Last week, for example, was among the worst yet for chief executive officers, who are being shown the door in remarkable numbers on both sides of the Atlantic. The list of recent early retirees includes the heads of Dow Chemical, Bombardier, Monsanto, Allianz, Vodafone, Lloyds Bank, Cable & Wireless, Fiat, Bally Total Fitness, Computer Associates, Schering-Plough, Cingular Wireless and the parent of Caesars Palace. The common thread: the growing impatience of investors.
The pace of corporate bankruptcies -- the latest big one is Conseco -- has also not let up, each one bringing its own layoffs, empty office buildings and a fresh set of problems for lenders.

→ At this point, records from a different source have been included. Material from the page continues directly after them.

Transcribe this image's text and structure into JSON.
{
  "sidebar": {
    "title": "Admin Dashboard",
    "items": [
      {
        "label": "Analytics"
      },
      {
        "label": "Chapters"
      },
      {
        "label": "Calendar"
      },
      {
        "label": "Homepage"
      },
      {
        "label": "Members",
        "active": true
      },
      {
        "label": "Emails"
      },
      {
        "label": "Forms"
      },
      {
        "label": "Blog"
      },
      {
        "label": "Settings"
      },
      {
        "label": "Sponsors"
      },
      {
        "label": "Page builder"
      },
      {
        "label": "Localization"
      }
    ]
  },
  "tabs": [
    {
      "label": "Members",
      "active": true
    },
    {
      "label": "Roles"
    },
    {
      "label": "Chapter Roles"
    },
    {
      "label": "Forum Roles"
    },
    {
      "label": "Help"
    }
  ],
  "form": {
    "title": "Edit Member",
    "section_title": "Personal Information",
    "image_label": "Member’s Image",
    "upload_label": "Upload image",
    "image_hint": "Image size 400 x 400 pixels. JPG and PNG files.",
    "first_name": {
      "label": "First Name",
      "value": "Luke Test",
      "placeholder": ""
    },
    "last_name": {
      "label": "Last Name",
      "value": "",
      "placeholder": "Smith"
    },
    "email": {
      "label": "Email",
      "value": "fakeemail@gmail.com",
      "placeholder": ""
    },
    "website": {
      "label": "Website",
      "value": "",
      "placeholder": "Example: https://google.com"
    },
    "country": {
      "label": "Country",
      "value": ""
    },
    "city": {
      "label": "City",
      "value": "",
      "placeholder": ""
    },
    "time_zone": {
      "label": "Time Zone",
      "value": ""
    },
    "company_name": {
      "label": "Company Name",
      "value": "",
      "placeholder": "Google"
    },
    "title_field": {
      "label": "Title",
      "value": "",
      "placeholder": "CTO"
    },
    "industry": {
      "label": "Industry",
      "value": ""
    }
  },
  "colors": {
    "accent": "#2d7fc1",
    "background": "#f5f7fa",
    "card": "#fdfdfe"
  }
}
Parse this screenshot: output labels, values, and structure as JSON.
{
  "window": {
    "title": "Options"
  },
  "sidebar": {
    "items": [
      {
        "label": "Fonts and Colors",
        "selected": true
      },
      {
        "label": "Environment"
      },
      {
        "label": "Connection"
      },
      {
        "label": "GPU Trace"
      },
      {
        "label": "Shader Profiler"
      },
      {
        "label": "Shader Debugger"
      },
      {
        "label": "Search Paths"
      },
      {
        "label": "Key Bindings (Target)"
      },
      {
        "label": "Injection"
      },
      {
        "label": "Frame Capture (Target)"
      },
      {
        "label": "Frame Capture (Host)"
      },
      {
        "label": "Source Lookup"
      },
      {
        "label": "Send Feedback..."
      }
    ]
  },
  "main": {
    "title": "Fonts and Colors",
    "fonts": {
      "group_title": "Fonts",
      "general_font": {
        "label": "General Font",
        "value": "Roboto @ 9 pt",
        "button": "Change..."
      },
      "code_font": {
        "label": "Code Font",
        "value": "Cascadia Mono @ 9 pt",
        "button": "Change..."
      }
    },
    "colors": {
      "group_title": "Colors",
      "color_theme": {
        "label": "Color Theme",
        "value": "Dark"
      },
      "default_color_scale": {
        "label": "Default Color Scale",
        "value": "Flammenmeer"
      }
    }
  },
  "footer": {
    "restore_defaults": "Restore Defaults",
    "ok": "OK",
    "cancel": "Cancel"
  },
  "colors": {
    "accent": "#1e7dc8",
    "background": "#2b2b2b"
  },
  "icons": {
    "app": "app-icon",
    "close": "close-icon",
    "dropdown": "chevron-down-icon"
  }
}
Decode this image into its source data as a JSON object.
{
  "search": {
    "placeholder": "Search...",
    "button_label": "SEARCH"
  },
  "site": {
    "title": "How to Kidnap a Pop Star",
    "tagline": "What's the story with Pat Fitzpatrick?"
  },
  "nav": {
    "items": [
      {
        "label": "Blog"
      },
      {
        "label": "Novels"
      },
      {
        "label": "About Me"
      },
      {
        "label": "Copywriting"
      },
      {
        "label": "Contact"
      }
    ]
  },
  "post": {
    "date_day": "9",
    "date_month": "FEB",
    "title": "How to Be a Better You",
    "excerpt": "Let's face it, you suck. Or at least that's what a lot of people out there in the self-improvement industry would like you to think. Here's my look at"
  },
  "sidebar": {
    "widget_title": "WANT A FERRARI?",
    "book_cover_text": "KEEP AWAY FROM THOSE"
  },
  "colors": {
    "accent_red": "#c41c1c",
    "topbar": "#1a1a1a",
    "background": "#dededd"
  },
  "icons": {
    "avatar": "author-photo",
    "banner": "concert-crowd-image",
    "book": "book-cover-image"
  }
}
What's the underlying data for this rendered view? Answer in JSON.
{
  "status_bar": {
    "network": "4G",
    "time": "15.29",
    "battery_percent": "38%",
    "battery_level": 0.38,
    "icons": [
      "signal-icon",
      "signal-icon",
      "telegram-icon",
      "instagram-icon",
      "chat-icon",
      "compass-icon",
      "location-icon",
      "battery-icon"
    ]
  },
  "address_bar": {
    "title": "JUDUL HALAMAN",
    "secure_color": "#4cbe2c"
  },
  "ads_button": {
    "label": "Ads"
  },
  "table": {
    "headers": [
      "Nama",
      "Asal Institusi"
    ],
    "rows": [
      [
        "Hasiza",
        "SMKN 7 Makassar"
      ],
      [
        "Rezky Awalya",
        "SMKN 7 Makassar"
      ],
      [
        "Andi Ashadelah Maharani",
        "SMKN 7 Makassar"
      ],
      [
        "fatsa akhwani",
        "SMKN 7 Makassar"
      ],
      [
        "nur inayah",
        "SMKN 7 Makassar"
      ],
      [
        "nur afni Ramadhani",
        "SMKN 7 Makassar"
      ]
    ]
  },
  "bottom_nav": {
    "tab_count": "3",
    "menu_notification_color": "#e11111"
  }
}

The Bank of New York announced that it would take reserves and write-offs of more than $600 million to reflect problems with airplane leases held primarily by the now-bankrupt United Airlines. And Morgan Stanley allowed how it, too, had aircraft leases -- $4.8 billion worth -- on its balance sheet. Airline woes also led Boeing last week to pull the plug on development of a high-speed "sonic cruiser" for which United was the leading potential customer.
Meanwhile, it was only last week that bankrupt WorldCom got around to making a clean sweep of its board of directors, while Tyco International director Frank Walsh -- after being criminally charged -- agreed to return a secret $20 million "finder's fee" that had never been approved by Tyco's board. A federal court also cleared the way for Enron stockholders to sue Citigroup and J.P. Morgan Chase over their roles in the bankrupt energy firm's shenanigans -- a suit that could well give plaintiffs lawyers a chance to paw through the companies' e-mails.
The big news, of course, was that Citi, Morgan and eight other Wall Street firms agreed to pay $1.4 billion in fines and restitution to settle state and federal charges that their analysts hyped even lousy stocks during the bubble. The settlement will force firms to really mean it this time when they wall off analysts from investment bankers, and provide clients with independent research as well.
Surveying all this, Fed Chairman Alan Greenspan told a New York audience that the bubble's aftermath is taking longer to sort out than he and others first expected. He also allowed how he "would not be surprised" if more corporate scandals surface in the months ahead. Hmm.